The agency also oversees the Oregon Growth Board, which has invested $150 million in Oregon companies. It serves as the fiscal agent for the Oregon Film and Video Commission, which uses tax credits to encourage Hollywood productions to shoot in Oregon. And it runs the governor's strategic reserve fund, which offers discretionary financial support to businesses.

Under Harder's leadership, the agency recently completed a new strategic plan that envisions a leaner agency focused on aiding small businesses and stabilizing rural Oregon. The transition, according to the letter employees presented to Brown, has been rocky.

"We have experienced the highest employee turnover in our history due to the caustic work environment and blatant discriminatory behaviors and practices," the letter says. "In the past 24 months, more than 27 career employees have left the agency."

The complainants say Harder and his team were particularly tough on women and older employees.

"Men and younger staff had been promoted, coached, assisted or given alternative internal job opportunities," their letter says. "Management has undermined female employees' authority…and pregnant women or new mothers experienced lost promotional opportunities. All have exited the agency."

In a statement, Harder defended his management of Business Oregon and noted his leadership team is evenly split between men and women and, overall, 53 percent of the agency's employees are female.

"I was surprised and disheartened at the issues raised," Harder said. "Our leadership team takes the concerns raised very seriously, as any organization should. We immediately began working with the governor's office to look into the issues raised. We look forward to any advice an outside investigator may have about what, if any, changes should be made."

Interviewed on background, some of the Business Oregon critics cited specific concerns about how agency performance has shifted:

• They say Business Oregon is increasingly reliant on expensive consultants who appear to be hired and compensated outside of established practices.

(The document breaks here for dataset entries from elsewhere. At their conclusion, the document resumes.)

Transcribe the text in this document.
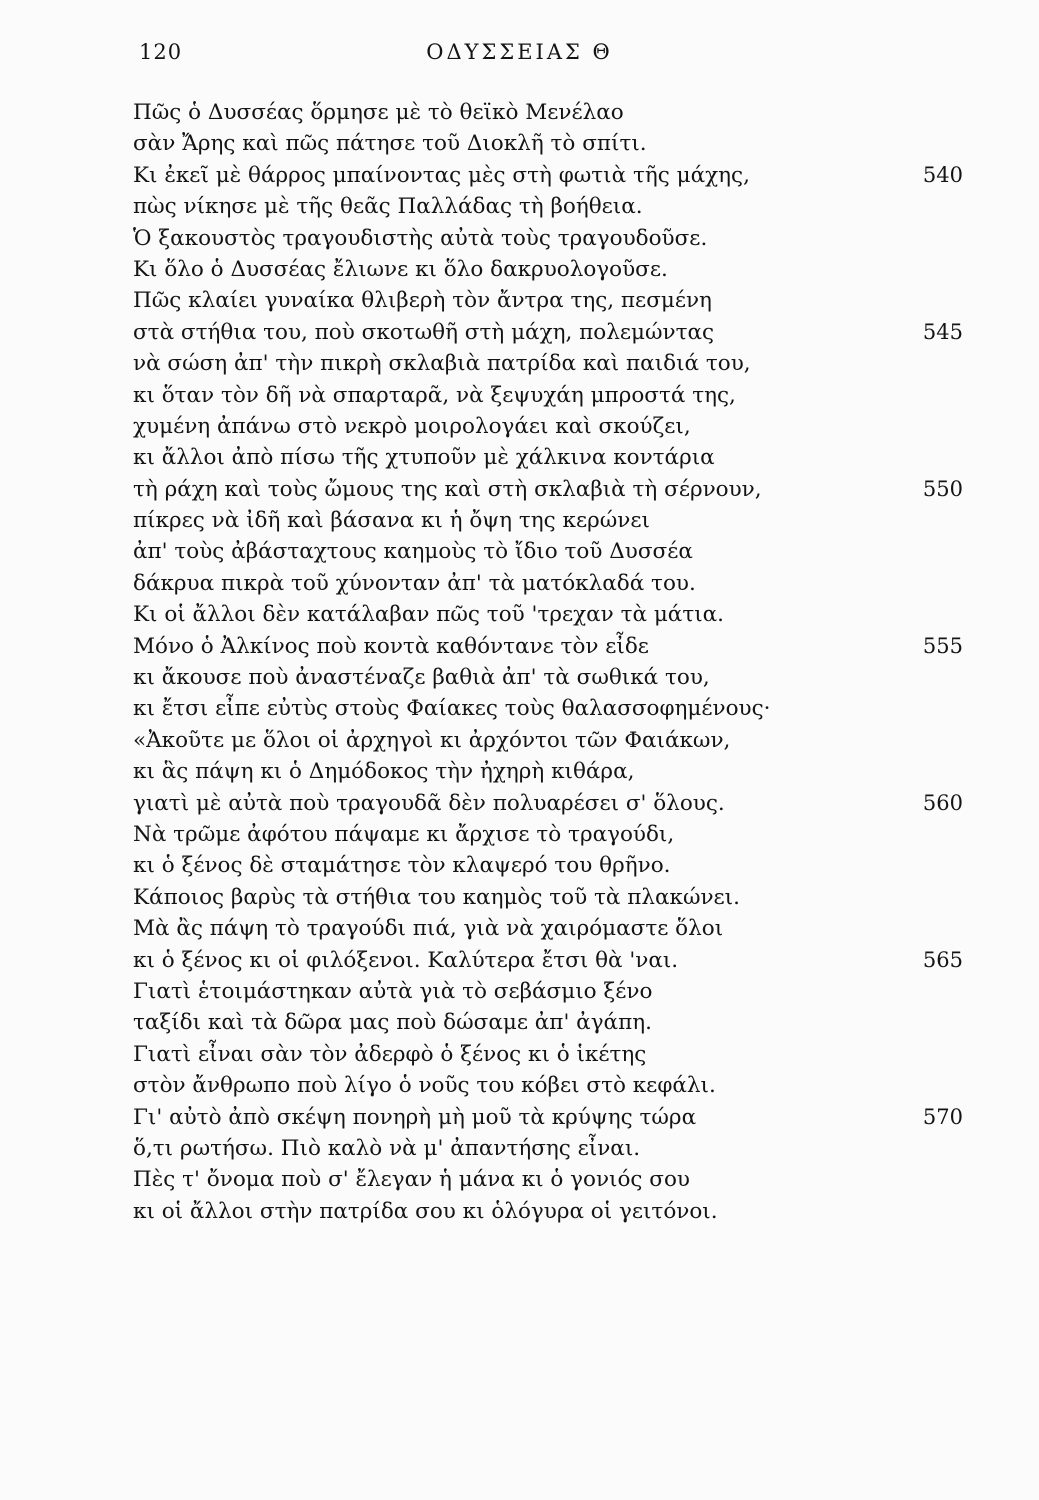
120	ΟΔΥΣΣΕΙΑΣ Θ
Πῶς ὁ Δυσσέας ὅρμησε μὲ τὸ θεϊκὸ Μενέλαο
σὰν Ἄρης καὶ πῶς πάτησε τοῦ Διοκλῆ τὸ σπίτι.
Κι ἐκεῖ μὲ θάρρος μπαίνοντας μὲς στὴ φωτιὰ τῆς μάχης,	540
πὼς νίκησε μὲ τῆς θεᾶς Παλλάδας τὴ βοήθεια.
Ὁ ξακουστὸς τραγουδιστὴς αὐτὰ τοὺς τραγουδοῦσε.
Κι ὅλο ὁ Δυσσέας ἔλιωνε κι ὅλο δακρυολογοῦσε.
Πῶς κλαίει γυναίκα θλιβερὴ τὸν ἄντρα της, πεσμένη
στὰ στήθια του, ποὺ σκοτωθῆ στὴ μάχη, πολεμώντας	545
νὰ σώση ἀπ' τὴν πικρὴ σκλαβιὰ πατρίδα καὶ παιδιά του,
κι ὅταν τὸν δῆ νὰ σπαρταρᾶ, νὰ ξεψυχάη μπροστά της,
χυμένη ἀπάνω στὸ νεκρὸ μοιρολογάει καὶ σκούζει,
κι ἄλλοι ἀπὸ πίσω τῆς χτυποῦν μὲ χάλκινα κοντάρια
τὴ ράχη καὶ τοὺς ὤμους της καὶ στὴ σκλαβιὰ τὴ σέρνουν,	550
πίκρες νὰ ἰδῆ καὶ βάσανα κι ἡ ὄψη της κερώνει
ἀπ' τοὺς ἀβάσταχτους καημοὺς τὸ ἴδιο τοῦ Δυσσέα
δάκρυα πικρὰ τοῦ χύνονταν ἀπ' τὰ ματόκλαδά του.
Κι οἱ ἄλλοι δὲν κατάλαβαν πῶς τοῦ 'τρεχαν τὰ μάτια.
Μόνο ὁ Ἀλκίνος ποὺ κοντὰ καθόντανε τὸν εἶδε	555
κι ἄκουσε ποὺ ἀναστέναζε βαθιὰ ἀπ' τὰ σωθικά του,
κι ἔτσι εἶπε εὐτὺς στοὺς Φαίακες τοὺς θαλασσοφημένους·
«Ἀκοῦτε με ὅλοι οἱ ἀρχηγοὶ κι ἀρχόντοι τῶν Φαιάκων,
κι ἃς πάψη κι ὁ Δημόδοκος τὴν ἠχηρὴ κιθάρα,
γιατὶ μὲ αὐτὰ ποὺ τραγουδᾶ δὲν πολυαρέσει σ' ὅλους.	560
Νὰ τρῶμε ἀφότου πάψαμε κι ἄρχισε τὸ τραγούδι,
κι ὁ ξένος δὲ σταμάτησε τὸν κλαψερό του θρῆνο.
Κάποιος βαρὺς τὰ στήθια του καημὸς τοῦ τὰ πλακώνει.
Μὰ ἂς πάψη τὸ τραγούδι πιά, γιὰ νὰ χαιρόμαστε ὅλοι
κι ὁ ξένος κι οἱ φιλόξενοι. Καλύτερα ἔτσι θὰ 'ναι.	565
Γιατὶ ἑτοιμάστηκαν αὐτὰ γιὰ τὸ σεβάσμιο ξένο
ταξίδι καὶ τὰ δῶρα μας ποὺ δώσαμε ἀπ' ἀγάπη.
Γιατὶ εἶναι σὰν τὸν ἀδερφὸ ὁ ξένος κι ὁ ἱκέτης
στὸν ἄνθρωπο ποὺ λίγο ὁ νοῦς του κόβει στὸ κεφάλι.
Γι' αὐτὸ ἀπὸ σκέψη πονηρὴ μὴ μοῦ τὰ κρύψης τώρα	570
ὅ,τι ρωτήσω. Πιὸ καλὸ νὰ μ' ἀπαντήσης εἶναι.
Πὲς τ' ὄνομα ποὺ σ' ἔλεγαν ἡ μάνα κι ὁ γονιός σου
κι οἱ ἄλλοι στὴν πατρίδα σου κι ὁλόγυρα οἱ γειτόνοι.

• They question whether money has been improperly diverted from strategic reserve funds to the Oregon Growth Board.

• They say criteria for strategic growth fund investments have been relaxed and the agency rushed to make a disproportionate number of investments at the end of fiscal 2017.

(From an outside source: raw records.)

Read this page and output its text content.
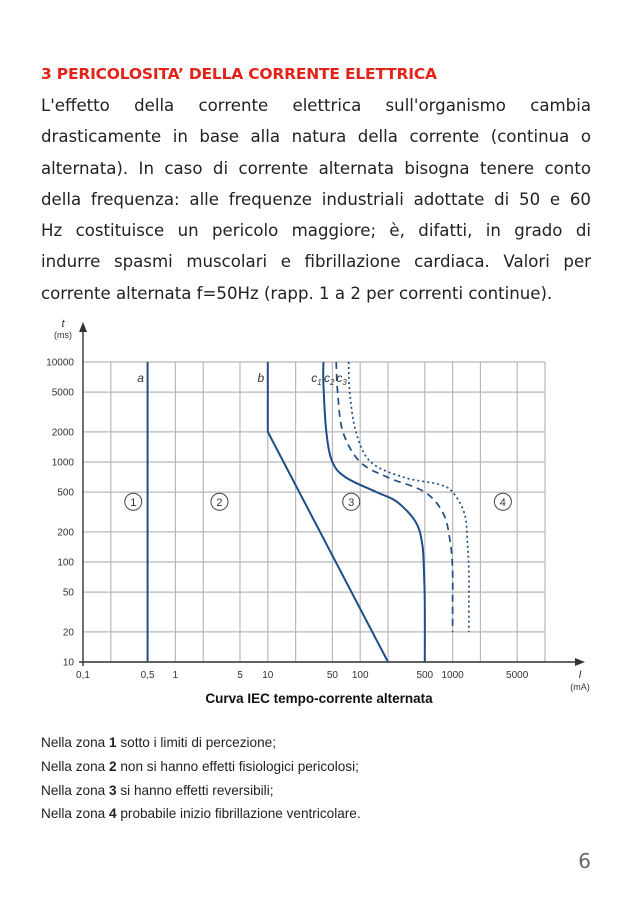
3 PERICOLOSITA’ DELLA CORRENTE ELETTRICA
L'effetto della corrente elettrica sull'organismo cambia
drasticamente in base alla natura della corrente (continua o
alternata). In caso di corrente alternata bisogna tenere conto
della frequenza: alle frequenze industriali adottate di 50 e 60
Hz costituisce un pericolo maggiore; è, difatti, in grado di
indurre spasmi muscolari e fibrillazione cardiaca. Valori per
corrente alternata f=50Hz (rapp. 1 a 2 per correnti continue).
10
20
50
100
200
500
1000
2000
5000
10000
0,1	0,5 1	5 10	50 100	500 1000	5000
t
(ms)
I
(mA)
a	b	$c_1$ $c_2$ $c_3$
1	2	3	4
Curva IEC tempo-corrente alternata
Nella zona 1 sotto i limiti di percezione;
Nella zona 2 non si hanno effetti fisiologici pericolosi;
Nella zona 3 si hanno effetti reversibili;
Nella zona 4 probabile inizio fibrillazione ventricolare.
6
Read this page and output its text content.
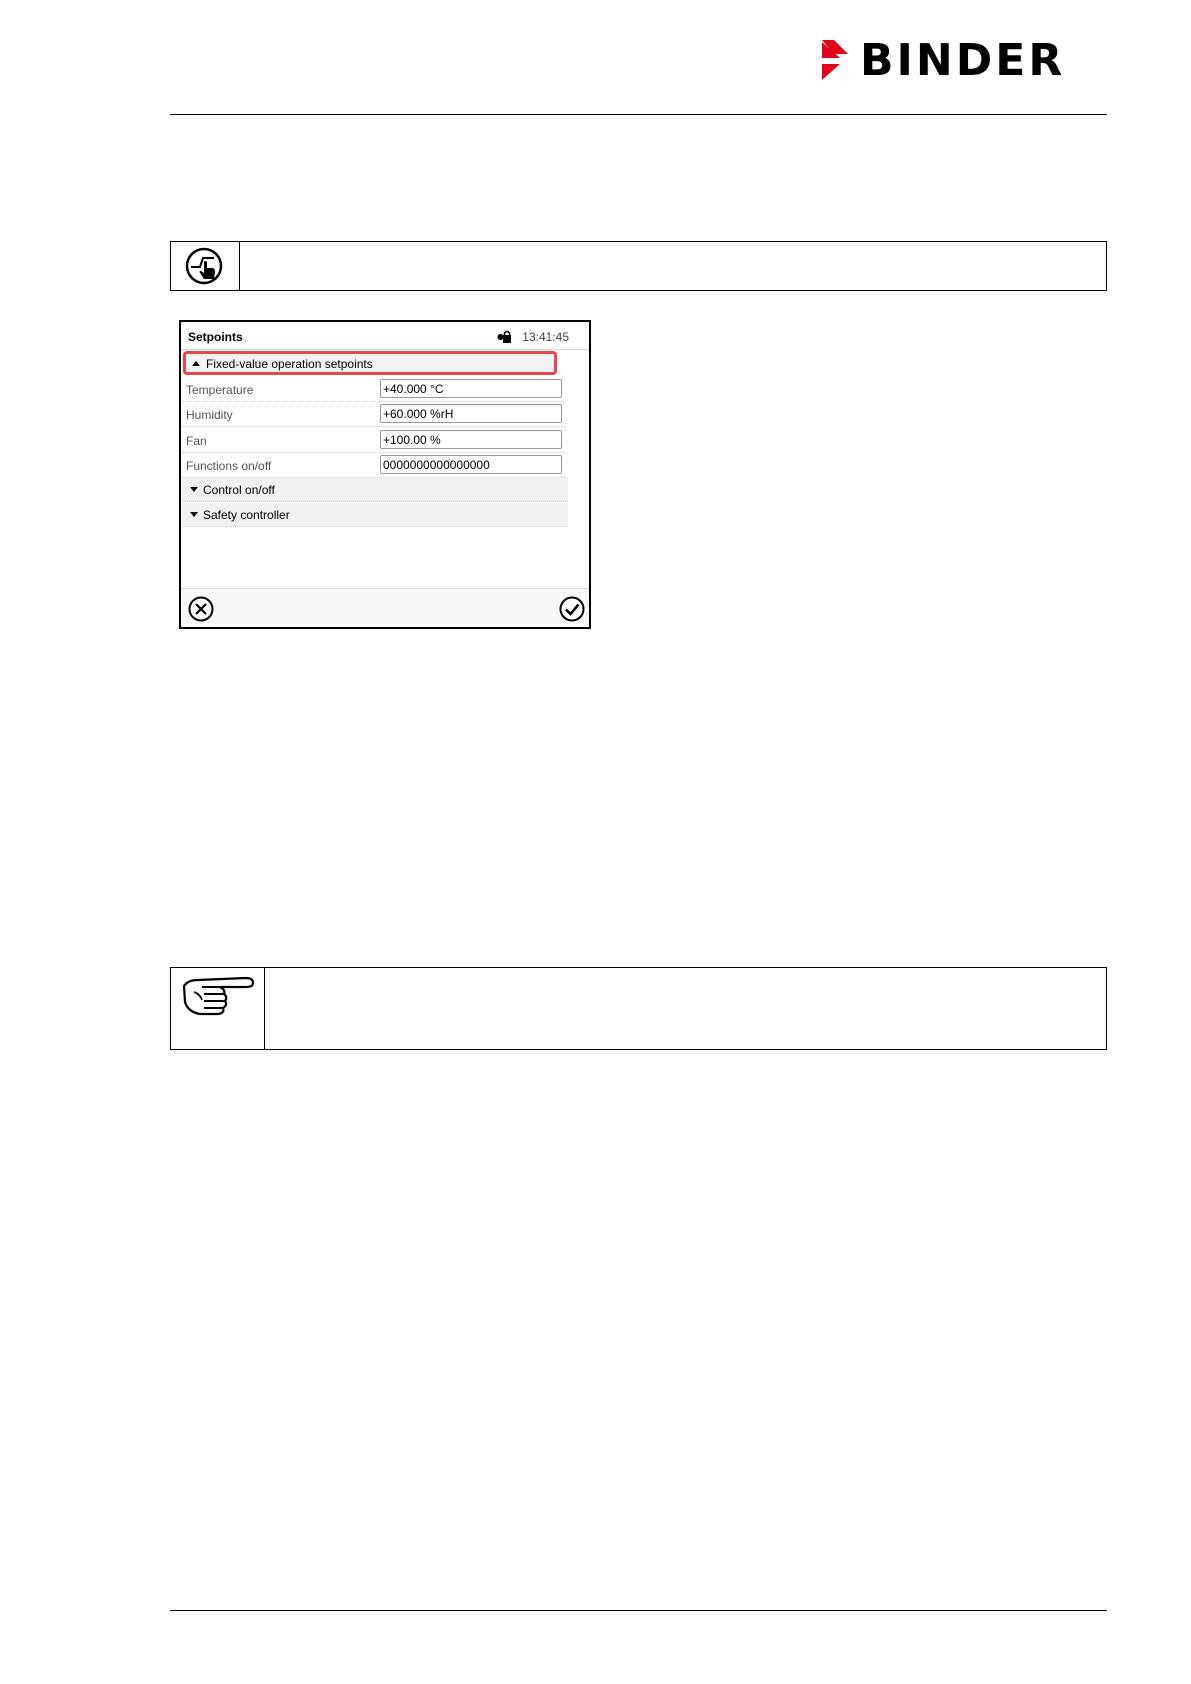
BINDER
Setpoints	13:41:45
Fixed-value operation setpoints
Temperature	+40.000 °C
Humidity	+60.000 %rH
Fan	+100.00 %
Functions on/off	0000000000000000
Control on/off
Safety controller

The agency declined to respond to specific accusations until the investigation is complete.

The agency's own data reveals some signs of stress. Business Oregon fell nearly 30 percent short of its job creation goals for 2016 and 2017, for instance, after exceeding those goals in each of the two previous years. Similarly, the agency reported that customer satisfaction, as measured by a survey of 3,900 customers, fell sharply below agency goals in the past two years, after regularly meeting those goals.

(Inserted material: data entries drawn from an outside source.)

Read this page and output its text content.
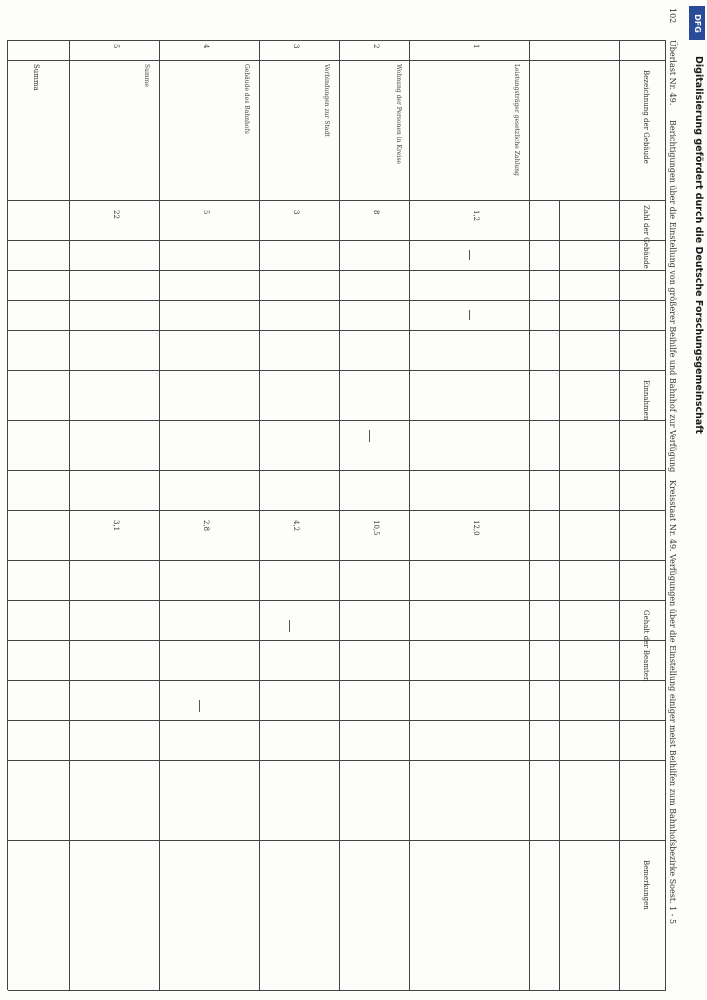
DFG
Digitalisierung gefördert durch die Deutsche Forschungsgemeinschaft
102
Überlast Nr. 49.
Berichtigungen über die Einstellung von größerer Beihilfe und Bahnhof zur Verfügung
Kreisstaat Nr. 49. Verfügungen über die Einstellung einiger meist Beihilfen zum Bahnhofsbezirke Soest. 1 - 5
Bezeichnung der Gebäude
Zahl der Gebäude
Einnahmen
Gehalt der Beamten
Bemerkungen
1
Leistungsträger gesetzliche Zahlung
1,2
12,0
2
Wohnung der Personen in Kreise
8
10,5
3
Verbindungen zur Stadt
3
4,2
4
Gebäude des Bahnhofs
5
2,8
5
Summe
22
3,1
Summa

The complainants have hired Dana Sullivan, an employment lawyer. In her own separate letter to Brown, Sullivan said agency staffers had brought their concerns to management but were rebuffed.

"Several employees have addressed these issues internally with agency managers," Sullivan wrote. "Those who have spoken up have been subject to retaliation, resulting in a complete absence of trust that internal complaints will lead to any examination of the agency's practice."

Sullivan provided WW details of nearly two dozen instances in which employees say they brought specific concerns to management over the past two years. She says her clients want the agency to take "concrete steps" to fix the problems. Otherwise, they may sue.

Harder said his agency welcomes the investigation.

"We held an all-staff meeting last week where I informed the agency that concerns had been raised and that we were working with the governor's office as they bring in an outside party to help us look into those concerns," he said. "I encouraged staff to be forthcoming, cooperative and candid."

Sullivan says she had not been informed Business Oregon will conduct an investigation.

In the past, Sullivan has regularly represented public employees, but she says this case is different.

"It is not uncommon to see individual allegations of sex or age discrimination asserted by state employees," Sullivan says. "What is uncommon is the allegation of a pattern and practice of discrimination, such as the one my clients and other employees have experienced at Business Oregon."